In a survey conducted in Europe in 2014, 24 of the 35 responding countries reported one or more changes in the national/subnational laboratory diagnostics for CDI since 2011 . The main changes included the availability of commercial diagnostic assays, new or revised guidelines for CDI diagnostics, relevant legislation, and reimbursement policies for diagnostic assays. The main barriers to applying appropriate assays according to the guidelines were financial restrictions, along with insufficient reimbursement and trained staff . Although this was not explicitly explored in our survey, a similar situation is expected to be occurring in Korea.

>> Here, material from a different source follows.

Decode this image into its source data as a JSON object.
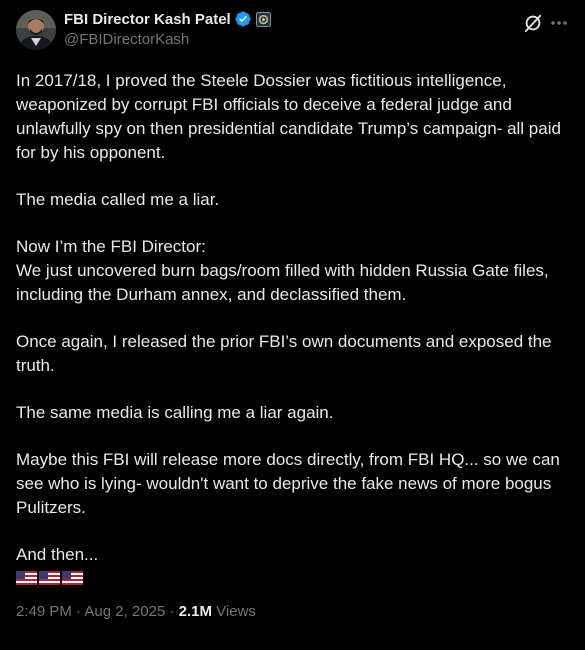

There were several limitations in this study. The number and area of participating laboratories were restricted. As mentioned above, the sequences and/or detailed processes used for multiple assays were not investigated, which are the important issues that need to be addressed in order to develop multistep algorithmic approaches for diagnosis of CDI in Korea.
Despite these limitations, this study represents the first survey on the laboratory diagnosis for CDI conducted in Korea. We found considerable variation in the assays used for CDI diagnosis among laboratories in Korea, and some laboratories were still using inappropriate methods such as the toxin AB EIA as a stand-alone assay. NAATs were more rapidly introduced than expected, utilized in approximately 65% of participating laboratories. These findings suggest the need for establishing optimized guidelines for CDI diagnosis in Korea. Thus, our study can provide valuable basic data on the current situation, as a first step towards standardizing laboratory diagnosis of CDI in Korea.